Pourquoi font-ils tous comme si j'étais un membre de leur famille alors que c'est faux !
Je me rappelle bien ce que m'a dit Richard : après mes dix-huit ans, c'est moi qui choisirai de continuer à vivre avec eux. C'est bien, mais je ne serai toujours qu'un simple parasite, une pièce rapportée qui ne portera même pas leur nom.
J'ai honte car je n'arrive même pas à leur dire merci !
Je me sens tellement mal, c'est atroce. Dans une main, j'ai l'épingle et dans l'autre mon livre, je retourne vers la chambre. J'entends les filles et Mamie rire. J'ai envie d'aller tricoter avec elle, presque d'être une fille comme elles, de me fondre dans leur groupe.
Je pose le livre sur le lit des parents et m’assieds à côté. Et eux où sont-ils ?

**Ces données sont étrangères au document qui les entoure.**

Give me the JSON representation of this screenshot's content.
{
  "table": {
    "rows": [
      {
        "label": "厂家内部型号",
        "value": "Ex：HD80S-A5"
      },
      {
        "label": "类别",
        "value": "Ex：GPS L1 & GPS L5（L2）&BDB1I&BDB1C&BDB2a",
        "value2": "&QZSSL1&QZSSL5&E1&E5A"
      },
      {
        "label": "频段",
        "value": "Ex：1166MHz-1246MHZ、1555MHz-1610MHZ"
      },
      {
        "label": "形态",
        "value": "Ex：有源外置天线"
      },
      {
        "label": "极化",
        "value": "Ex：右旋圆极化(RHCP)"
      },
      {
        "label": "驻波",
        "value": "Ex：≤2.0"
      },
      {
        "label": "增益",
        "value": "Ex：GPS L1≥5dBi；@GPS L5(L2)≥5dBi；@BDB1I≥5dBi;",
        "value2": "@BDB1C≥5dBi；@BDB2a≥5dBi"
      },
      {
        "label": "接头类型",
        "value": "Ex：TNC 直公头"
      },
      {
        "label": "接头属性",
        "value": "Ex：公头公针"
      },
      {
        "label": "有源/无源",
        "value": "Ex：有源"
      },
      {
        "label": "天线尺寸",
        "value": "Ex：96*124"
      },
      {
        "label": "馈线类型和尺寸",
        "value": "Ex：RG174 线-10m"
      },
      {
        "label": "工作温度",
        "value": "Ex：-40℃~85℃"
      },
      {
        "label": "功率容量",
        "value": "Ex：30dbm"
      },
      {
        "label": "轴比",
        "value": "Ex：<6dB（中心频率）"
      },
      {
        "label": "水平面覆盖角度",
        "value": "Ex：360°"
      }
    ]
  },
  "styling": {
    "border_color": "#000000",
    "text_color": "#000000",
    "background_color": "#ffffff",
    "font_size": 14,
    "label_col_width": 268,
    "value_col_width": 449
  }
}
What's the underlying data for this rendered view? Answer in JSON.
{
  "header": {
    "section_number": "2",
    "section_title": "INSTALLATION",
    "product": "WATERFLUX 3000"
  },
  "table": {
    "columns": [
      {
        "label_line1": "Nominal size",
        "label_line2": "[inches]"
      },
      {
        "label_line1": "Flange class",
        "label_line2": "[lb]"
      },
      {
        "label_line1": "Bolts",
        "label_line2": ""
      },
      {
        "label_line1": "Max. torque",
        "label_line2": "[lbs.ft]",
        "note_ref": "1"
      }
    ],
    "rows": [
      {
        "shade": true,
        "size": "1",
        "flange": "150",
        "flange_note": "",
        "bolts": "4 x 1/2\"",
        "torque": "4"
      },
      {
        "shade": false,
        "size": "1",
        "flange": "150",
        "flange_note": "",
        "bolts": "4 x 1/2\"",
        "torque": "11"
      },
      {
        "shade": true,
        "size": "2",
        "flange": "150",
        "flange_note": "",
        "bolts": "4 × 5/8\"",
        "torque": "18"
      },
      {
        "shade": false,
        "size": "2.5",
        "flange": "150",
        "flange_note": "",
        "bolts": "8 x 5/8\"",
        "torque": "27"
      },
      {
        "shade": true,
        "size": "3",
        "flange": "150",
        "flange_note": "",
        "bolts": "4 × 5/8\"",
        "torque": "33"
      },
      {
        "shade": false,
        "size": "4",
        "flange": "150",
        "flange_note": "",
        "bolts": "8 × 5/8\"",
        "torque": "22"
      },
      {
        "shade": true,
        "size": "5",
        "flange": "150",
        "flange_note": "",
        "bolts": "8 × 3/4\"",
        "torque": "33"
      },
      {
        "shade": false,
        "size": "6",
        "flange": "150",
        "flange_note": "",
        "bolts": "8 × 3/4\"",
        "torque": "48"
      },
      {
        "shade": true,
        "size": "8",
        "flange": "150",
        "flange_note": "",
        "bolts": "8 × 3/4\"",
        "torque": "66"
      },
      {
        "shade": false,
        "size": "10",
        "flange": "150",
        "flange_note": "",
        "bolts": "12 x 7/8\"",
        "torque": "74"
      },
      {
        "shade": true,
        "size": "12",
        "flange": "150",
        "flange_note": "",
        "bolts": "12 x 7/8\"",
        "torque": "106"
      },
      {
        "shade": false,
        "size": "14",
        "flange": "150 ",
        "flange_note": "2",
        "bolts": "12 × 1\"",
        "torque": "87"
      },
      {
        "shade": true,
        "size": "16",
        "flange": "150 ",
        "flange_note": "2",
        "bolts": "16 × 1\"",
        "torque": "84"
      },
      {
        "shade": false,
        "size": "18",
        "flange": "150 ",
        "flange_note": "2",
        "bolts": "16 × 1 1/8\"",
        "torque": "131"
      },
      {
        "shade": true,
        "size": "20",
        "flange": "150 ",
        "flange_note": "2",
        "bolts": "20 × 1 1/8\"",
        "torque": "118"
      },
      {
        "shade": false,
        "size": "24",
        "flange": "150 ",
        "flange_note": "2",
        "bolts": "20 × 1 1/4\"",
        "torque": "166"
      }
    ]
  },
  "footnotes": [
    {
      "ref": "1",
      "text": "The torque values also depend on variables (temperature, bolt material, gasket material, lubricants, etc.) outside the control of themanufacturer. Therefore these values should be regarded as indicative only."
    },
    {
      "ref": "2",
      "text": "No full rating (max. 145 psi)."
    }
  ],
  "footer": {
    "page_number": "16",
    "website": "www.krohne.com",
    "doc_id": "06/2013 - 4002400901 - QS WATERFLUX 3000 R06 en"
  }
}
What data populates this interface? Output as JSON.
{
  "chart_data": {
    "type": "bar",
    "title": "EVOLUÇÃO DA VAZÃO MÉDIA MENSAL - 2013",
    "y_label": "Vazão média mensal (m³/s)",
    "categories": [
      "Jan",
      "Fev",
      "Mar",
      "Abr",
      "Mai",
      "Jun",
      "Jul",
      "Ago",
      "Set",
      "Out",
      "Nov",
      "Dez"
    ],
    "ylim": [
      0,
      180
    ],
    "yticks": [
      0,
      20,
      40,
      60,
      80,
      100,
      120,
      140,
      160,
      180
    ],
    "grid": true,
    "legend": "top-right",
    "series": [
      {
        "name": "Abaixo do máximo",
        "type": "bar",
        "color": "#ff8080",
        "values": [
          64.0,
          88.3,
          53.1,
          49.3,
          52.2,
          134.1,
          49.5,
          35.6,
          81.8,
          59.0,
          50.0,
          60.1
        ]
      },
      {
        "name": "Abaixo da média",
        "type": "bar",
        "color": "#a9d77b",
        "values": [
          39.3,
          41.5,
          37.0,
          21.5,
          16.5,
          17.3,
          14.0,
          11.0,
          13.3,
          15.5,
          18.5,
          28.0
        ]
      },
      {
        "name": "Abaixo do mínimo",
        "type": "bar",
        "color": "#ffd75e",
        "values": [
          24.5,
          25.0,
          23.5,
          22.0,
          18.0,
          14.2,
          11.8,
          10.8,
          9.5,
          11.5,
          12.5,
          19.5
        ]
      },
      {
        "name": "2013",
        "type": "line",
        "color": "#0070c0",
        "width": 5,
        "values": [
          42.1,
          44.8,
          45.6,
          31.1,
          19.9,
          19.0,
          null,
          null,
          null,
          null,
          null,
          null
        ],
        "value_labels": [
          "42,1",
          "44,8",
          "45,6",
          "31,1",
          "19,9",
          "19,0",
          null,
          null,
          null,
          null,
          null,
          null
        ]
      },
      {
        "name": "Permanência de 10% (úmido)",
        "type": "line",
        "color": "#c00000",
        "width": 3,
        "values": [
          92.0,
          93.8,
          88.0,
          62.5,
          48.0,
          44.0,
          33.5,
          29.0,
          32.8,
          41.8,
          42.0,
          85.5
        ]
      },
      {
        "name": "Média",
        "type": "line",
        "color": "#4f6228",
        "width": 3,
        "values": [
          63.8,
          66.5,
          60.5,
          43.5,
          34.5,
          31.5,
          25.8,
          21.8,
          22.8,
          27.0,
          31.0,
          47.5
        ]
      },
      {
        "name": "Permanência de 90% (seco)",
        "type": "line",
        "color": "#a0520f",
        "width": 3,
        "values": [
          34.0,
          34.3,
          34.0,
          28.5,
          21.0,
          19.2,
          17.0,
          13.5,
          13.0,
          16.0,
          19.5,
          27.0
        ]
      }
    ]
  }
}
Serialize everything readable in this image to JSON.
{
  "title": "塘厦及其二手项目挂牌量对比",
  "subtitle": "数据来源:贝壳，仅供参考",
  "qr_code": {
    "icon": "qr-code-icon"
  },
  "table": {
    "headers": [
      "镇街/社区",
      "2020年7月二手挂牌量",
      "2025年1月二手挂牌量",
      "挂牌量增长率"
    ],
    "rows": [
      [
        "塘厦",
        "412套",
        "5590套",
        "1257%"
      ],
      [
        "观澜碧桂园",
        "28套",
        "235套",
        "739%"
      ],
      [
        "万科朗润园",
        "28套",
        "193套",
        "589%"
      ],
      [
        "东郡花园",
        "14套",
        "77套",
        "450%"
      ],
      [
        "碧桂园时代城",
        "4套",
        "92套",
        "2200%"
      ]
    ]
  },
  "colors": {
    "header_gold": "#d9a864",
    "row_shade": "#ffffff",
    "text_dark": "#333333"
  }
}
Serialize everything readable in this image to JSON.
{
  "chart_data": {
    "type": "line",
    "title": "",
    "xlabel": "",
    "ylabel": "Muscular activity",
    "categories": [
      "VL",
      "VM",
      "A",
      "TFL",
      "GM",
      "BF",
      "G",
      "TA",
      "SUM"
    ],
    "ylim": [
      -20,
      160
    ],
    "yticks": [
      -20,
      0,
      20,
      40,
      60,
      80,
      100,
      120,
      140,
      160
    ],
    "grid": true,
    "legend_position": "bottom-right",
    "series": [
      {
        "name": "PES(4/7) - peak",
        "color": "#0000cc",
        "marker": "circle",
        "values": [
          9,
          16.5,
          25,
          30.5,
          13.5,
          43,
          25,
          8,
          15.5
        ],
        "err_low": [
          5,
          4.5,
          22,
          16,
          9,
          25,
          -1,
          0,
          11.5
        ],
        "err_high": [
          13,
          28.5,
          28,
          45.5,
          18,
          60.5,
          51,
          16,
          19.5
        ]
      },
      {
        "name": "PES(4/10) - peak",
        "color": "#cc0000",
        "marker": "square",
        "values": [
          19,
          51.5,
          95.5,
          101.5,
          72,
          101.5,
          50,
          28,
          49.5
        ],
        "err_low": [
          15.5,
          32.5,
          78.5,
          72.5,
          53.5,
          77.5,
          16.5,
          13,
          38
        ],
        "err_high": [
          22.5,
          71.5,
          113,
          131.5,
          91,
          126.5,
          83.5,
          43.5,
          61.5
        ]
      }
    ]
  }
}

A l'entrée, il n'y a ni leurs manteaux, ni leurs chaussures, ni ceux de Rémy et Sylvie. Je ne sais pas pourquoi, j’enfile mon blouson et mes baskets puis ouvre la porte d'entrée.
Je descends les escaliers en courant.
Dehors, il fait déjà nuit noire.
Devant moi, l'entrée de la résidence. Elle donne sur une grande rue, je m'élance et cours, droit devant tant que je peux.
Pourquoi ? Je ne sais pas.
Je ne veux pas partir. Je reviendrai. J'ai juste besoin de sentir le froid me brûler les poumons.
Je m'arrête au milieu d'une place ronde entourée de magasins et de bars fermés.
Une main se pose sur mon épaule et me fait me tourner. Je prends un aller-retour.
Richard !
Je me jette contre lui et me mets à sangloter.
Il est à bout de souffle. Il finit par refermer ses bras autour de moi.
- Je ne veux pas être qu'une pièce rapportée.
Il me tient à bout de bras devant lui.
- Là, tu mérites une deuxième paire de claques. Viens. Et tiens, mouche-toi. Qu'est-ce qui s'est passé ? Je lui raconte, les filles, Olivier, Daddy, le kilt et lui donne l'épingle que je serre toujours au creux de la main. Il commence par la regarder puis soupire et me la fixe sur mon manteau. Tu vois le sanglier sur l'épingle c'est l'emblème de la famille de Daddy. C’est un grand honneur qu’il te fait en te l’offrant. Tu es un sanglier toi aussi maintenant. Le nom, tu sais, a peu d'importance.
En tout cas, le baiser qu'il dépose sur mon front a un goût de bonheur.